Edmund Ilimoan Yamba*, Leonard Amekudzi, Kingsley Badu, Andreas Fink, Adrian Tompkins and Ernest Asare
Kwame Nkrumah University of Science and Technology Kumasi, Ghana Karlsruhe Institute of Technology, Germany International Centre for Theoretical Physics, Italy Yale University, USA
Received: December 18,2021; Accepted: December 22,2021; Published:February 07,2022
Scientific Tracks Abstracts: J Infect Dis Preve Med
The biology of the malaria parasite and the mosquito that transmits it is influenced by the weather and climate of a place. Any change in weather and climate conditions will have an impact on anopheles mosquito activity, hence, malaria transmission. In Sub-Saharan Africa, information on the climate drivers of seasonal malaria and their relative importance is limited. Clinical malaria case counts are commonly used to study the impact of weather and climate on malaria transmission seasonally. But this data has vulnerability to large errors due to out-of-sample generalization over space and time, erroneous diagnosis and under-counting due to varying health-seeking behavior and policy. Since Entomological Inoculation Rate (EIR) can directly quantify parasite-infected mosquitoes and their proclivity to transmit parasites to humans, it was used as a feasible alternative to malaria case count in this study. Applying a statistical mixed model framework to monthly EIR data, the climate drivers of malaria seasonality and their relative importance was determined for different climate settings in Sub-Saharan Africa. The results showed that EIR has a seasonal response to temperature ranges between 16 and 40 degrees Celsius, implying that seasonal malaria transmission is not viable below or above this range. In west central Africa, climate variables were insignificant drivers of malaria seasonality. In Equatorial East Africa, temperature (minimum, mean and maximum) was the important determinant at altitudes below 500m whiles at above 1000m, rainfall was the significant driver. In the Sahel and Guinea Savannah zones, rainfall and maximum temperature were important determinants at elevations below 500m. The lag between rainy season onset and malaria season onset was observed exclusively at climate zones where rainfall is markedly seasonal such as the Sahel. The findings of this work are crucial for future malaria modeling efforts and refinement of existing weather-driven malaria models. It can also help describe seasonal malaria transmission heterogeneity and burden across Sub-Saharan Africa. Taking in to account the seasonality in malaria control, this could translate to substantial public health gains as it can be used to determine when, where and how to apply vector and parasite control measures.

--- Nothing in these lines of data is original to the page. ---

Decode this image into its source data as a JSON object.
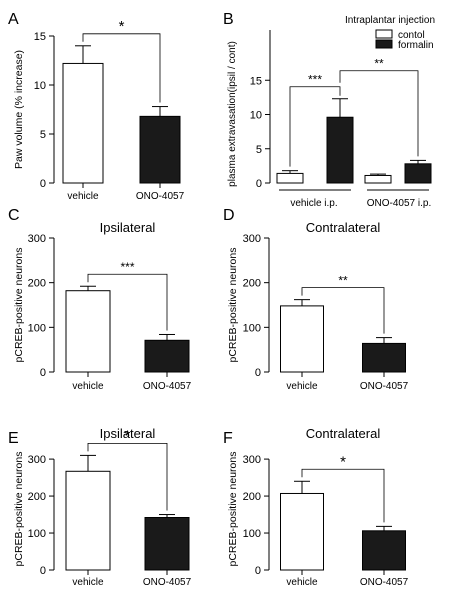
{
  "chart_data": [
    {
      "panel": "A",
      "type": "bar",
      "title": "",
      "ylabel": "Paw volume (% increase)",
      "ylim": [
        0,
        15
      ],
      "yticks": [
        0,
        5,
        10,
        15
      ],
      "categories": [
        "vehicle",
        "ONO-4057"
      ],
      "values": [
        12.2,
        6.8
      ],
      "errors": [
        1.8,
        1.0
      ],
      "fills": [
        "#ffffff",
        "#1a1a1a"
      ],
      "annotations": [
        {
          "from": 0,
          "to": 1,
          "label": "*"
        }
      ]
    },
    {
      "panel": "B",
      "type": "bar",
      "title": "",
      "ylabel": "plasma extravasation(ipsil / cont)",
      "ylim": [
        0,
        20
      ],
      "yticks": [
        0,
        5,
        10,
        15
      ],
      "groups": [
        "vehicle i.p.",
        "ONO-4057 i.p."
      ],
      "legend": {
        "title": "Intraplantar injection",
        "placement": "top-right"
      },
      "series": [
        {
          "name": "contol",
          "values": [
            1.4,
            1.1
          ],
          "errors": [
            0.4,
            0.2
          ],
          "fill": "#ffffff"
        },
        {
          "name": "formalin",
          "values": [
            9.6,
            2.8
          ],
          "errors": [
            2.7,
            0.5
          ],
          "fill": "#1a1a1a"
        }
      ],
      "annotations": [
        {
          "label": "***",
          "between": "vehicle i.p. contol vs vehicle i.p. formalin"
        },
        {
          "label": "**",
          "between": "vehicle i.p. formalin vs ONO-4057 i.p. formalin"
        }
      ]
    },
    {
      "panel": "C",
      "type": "bar",
      "title": "Ipsilateral",
      "ylabel": "pCREB-positive neurons",
      "ylim": [
        0,
        300
      ],
      "yticks": [
        0,
        100,
        200,
        300
      ],
      "categories": [
        "vehicle",
        "ONO-4057"
      ],
      "values": [
        182,
        71
      ],
      "errors": [
        10,
        13
      ],
      "fills": [
        "#ffffff",
        "#1a1a1a"
      ],
      "annotations": [
        {
          "from": 0,
          "to": 1,
          "label": "***"
        }
      ]
    },
    {
      "panel": "D",
      "type": "bar",
      "title": "Contralateral",
      "ylabel": "pCREB-positive neurons",
      "ylim": [
        0,
        300
      ],
      "yticks": [
        0,
        100,
        200,
        300
      ],
      "categories": [
        "vehicle",
        "ONO-4057"
      ],
      "values": [
        148,
        64
      ],
      "errors": [
        14,
        13
      ],
      "fills": [
        "#ffffff",
        "#1a1a1a"
      ],
      "annotations": [
        {
          "from": 0,
          "to": 1,
          "label": "**"
        }
      ]
    },
    {
      "panel": "E",
      "type": "bar",
      "title": "Ipsilateral",
      "ylabel": "pCREB-positive neurons",
      "ylim": [
        0,
        330
      ],
      "yticks": [
        0,
        100,
        200,
        300
      ],
      "categories": [
        "vehicle",
        "ONO-4057"
      ],
      "values": [
        267,
        142
      ],
      "errors": [
        43,
        8
      ],
      "fills": [
        "#ffffff",
        "#1a1a1a"
      ],
      "annotations": [
        {
          "from": 0,
          "to": 1,
          "label": "*"
        }
      ]
    },
    {
      "panel": "F",
      "type": "bar",
      "title": "Contralateral",
      "ylabel": "pCREB-positive neurons",
      "ylim": [
        0,
        330
      ],
      "yticks": [
        0,
        100,
        200,
        300
      ],
      "categories": [
        "vehicle",
        "ONO-4057"
      ],
      "values": [
        207,
        106
      ],
      "errors": [
        33,
        12
      ],
      "fills": [
        "#ffffff",
        "#1a1a1a"
      ],
      "annotations": [
        {
          "from": 0,
          "to": 1,
          "label": "*"
        }
      ]
    }
  ]
}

Edmund Ilimoan Yamba is a Lecturer and an Early Career Research Scientist at the Meteorology and Climate Science Unit in the Department of Physics, KNUST. He has a PhD in Meteorology and Climate Science, an MPhil in Geophysics and a BSc in Physics under his belt. He has research interest in Biometeorology with expert focus on modeling weather-driven infectious diseases in humans and animals, climate change and human health, urban bio-climates and climate modeling. He seeks to use his expertise to inspire positive change, mentor upcoming scientists and make the world a better place than he came to meet it.